3.2 Inspection of the initial prediction model

In the second step of the methodology, a process expert inspects the initial model in order to get an overview of its shape. To do so, the expert has to look at $1$ - or $2$ -dimensional graphs of the initial model. Such $1$ - and $2$ -dimensional graphs are obtained by keeping all input parameters except one (two) constant to some fixed value(s) of choice and by then considering the model as a function of the one (two) remaining parameter(s). As soon as the number $d$ of inputs is larger than two, there are infinitely many of these graphs and it is notoriously difficult for humans to piece them toghether to a clear and coherent picture of the model’s shape [Oesterling.2016]. It is therefore crucial to provide the expert with a small selection of particularly informative graphs, namely graphs with particularly high model confidence and graphs with particularly low model confidence.

A simple method of arriving at such high- and low-fidelity graphs is as follows. Choose those two points $\hat{\bm{x}}^{\mathrm{min}}$ , $\hat{\bm{x}}^{\mathrm{max}}$ from a given grid

\displaystyle\mathcal{G}=\{\hat{\bm{x}}^{k}:k\in\{1,\dots,K\}\}

(3.6)

in $X$ with minimal or maximal accumulated distances from the data points, respectively. In other words,

\displaystyle\hat{\bm{x}}^{\mathrm{min}}:=\hat{\bm{x}}^{k_{\mathrm{min}}}\quad\text{and}\quad\hat{\bm{x}}^{\mathrm{max}}:=\hat{\bm{x}}^{k_{\mathrm{max}}},

(3.7)

where the gridpoint indices $k_{\mathrm{min}}$ and $k_{\mathrm{max}}$ are defined by

	$\displaystyle k_{\mathrm{min}}:=\operatorname{argmin}_{k\in\{1,\dots,K\}}\sum_{j=1}^{N}\\|(\bm{x}^{j},y^{j})-(\hat{\bm{x}}^{k},\hat{y}^{k})\\|_{2}$		(3.8)
	$\displaystyle k_{\mathrm{max}}:=\operatorname{argmax}_{k\in\{1,\dots,K\}}\sum_{j=1}^{N}\\|(\bm{x}^{j},y^{j})-(\hat{\bm{x}}^{k},\hat{y}^{k})\\|_{2}$		(3.9)

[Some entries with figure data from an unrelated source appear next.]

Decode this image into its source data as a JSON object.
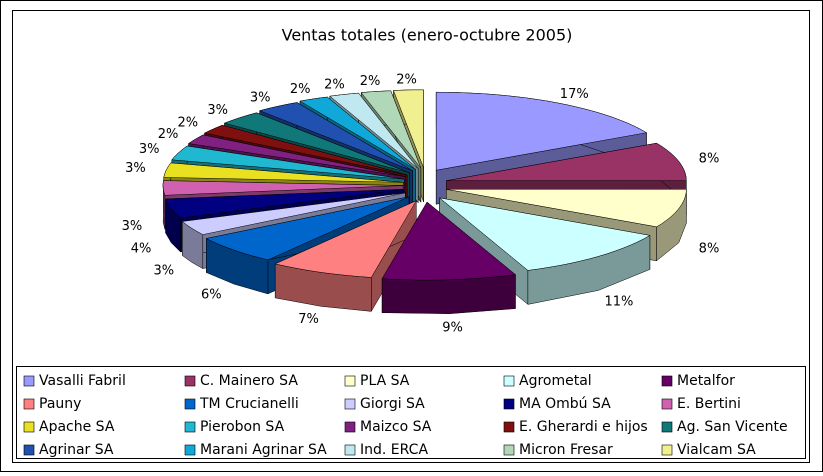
{
  "chart_data": {
    "type": "pie3d",
    "title": "Ventas totales (enero-octubre 2005)",
    "categories": [
      "Vasalli Fabril",
      "C. Mainero SA",
      "PLA SA",
      "Agrometal",
      "Metalfor",
      "Pauny",
      "TM Crucianelli",
      "Giorgi SA",
      "MA Ombú SA",
      "E. Bertini",
      "Apache SA",
      "Pierobon SA",
      "Maizco SA",
      "E. Gherardi e hijos",
      "Ag. San Vicente",
      "Agrinar SA",
      "Marani Agrinar SA",
      "Ind. ERCA",
      "Micron Fresar",
      "Vialcam SA"
    ],
    "values": [
      17,
      8,
      8,
      11,
      9,
      7,
      6,
      3,
      4,
      3,
      3,
      3,
      2,
      2,
      3,
      3,
      2,
      2,
      2,
      2
    ],
    "value_labels": [
      "17%",
      "8%",
      "8%",
      "11%",
      "9%",
      "7%",
      "6%",
      "3%",
      "4%",
      "3%",
      "3%",
      "3%",
      "2%",
      "2%",
      "3%",
      "3%",
      "2%",
      "2%",
      "2%",
      "2%"
    ],
    "colors": [
      "#9999ff",
      "#993366",
      "#ffffcc",
      "#ccffff",
      "#660066",
      "#ff8080",
      "#0066cc",
      "#ccccff",
      "#000080",
      "#d060b0",
      "#e8e020",
      "#20b8d0",
      "#802080",
      "#801010",
      "#107878",
      "#2050b0",
      "#10a8d8",
      "#c0e8f0",
      "#b0d8b8",
      "#f0f090"
    ],
    "legend": "bottom"
  }
}
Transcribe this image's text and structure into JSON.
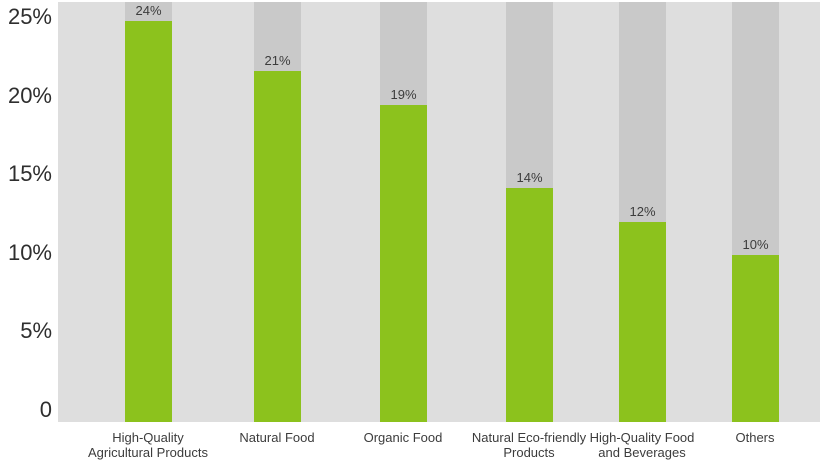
{
  "colors": {
    "bar": "#8cc21d",
    "band_background": "#c9c9c9",
    "plot_background": "#dedede",
    "page_background": "#ffffff",
    "tick_text": "#2e2e2e",
    "label_text": "#3c3c3c"
  },
  "chart_data": {
    "type": "bar",
    "title": "",
    "xlabel": "",
    "ylabel": "",
    "grid": false,
    "legend_position": "none",
    "categories": [
      "High-Quality Agricultural Products",
      "Natural Food",
      "Organic Food",
      "Natural Eco-friendly Products",
      "High-Quality Food and Beverages",
      "Others"
    ],
    "x_labels": [
      "High-Quality\nAgricultural Products",
      "Natural Food",
      "Organic Food",
      "Natural Eco-friendly\nProducts",
      "High-Quality Food\nand Beverages",
      "Others"
    ],
    "values": [
      24,
      21,
      19,
      14,
      12,
      10
    ],
    "value_labels": [
      "24%",
      "21%",
      "19%",
      "14%",
      "12%",
      "10%"
    ],
    "y_ticks": [
      "25%",
      "20%",
      "15%",
      "10%",
      "5%",
      "0"
    ],
    "y_tick_values": [
      25,
      20,
      15,
      10,
      5,
      0
    ],
    "ylim": [
      0,
      26
    ],
    "background_bands_full_height": true
  }
}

with $\hat{y}^{k}:=\hat{y}^{0}(\hat{\bm{x}}^{k})$ being the initial model’s prediction at the gridpoint $\hat{\bm{x}}^{k}$ . Starting from the two points $\hat{\bm{x}}^{\mathrm{min}}$ and $\hat{\bm{x}}^{\mathrm{max}}$ , one then traverses each input dimension range. In this manner, one obtains, for each input dimension $i$ , a $1$ -dimensional graph of the initial model of particularly high fidelity (namely the function $x_{i}\mapsto\hat{y}^{0}(\hat{x}_{1}^{\mathrm{min}},\dots,x_{i},\dots,\hat{x}_{d}^{\mathrm{min}})$ ) and a $1$ -dimensional graph of particularly low fidelity (namely the univariate function $x_{i}\mapsto\hat{y}^{0}(\hat{x}_{1}^{\mathrm{max}},\dots,x_{i},\dots,\hat{x}_{d}^{\mathrm{max}})$ ). See Figure 2 for exemplary high- and low-fidelity graphs as defined above.

An alternative method of obtaining low- and high-fidelity input parameters and graphs is to use design-of-experiments techniques [Fedorov.2014], but this alternative approach is not pursued here.

After inspecting particularly informative graphs as defined above, the expert can further explore the initial model’s shape by navigating through and investigating arbitrary graphs of the initial model with the help of commercial software or standard slider tools (from Python Dash or PyQt, for instance).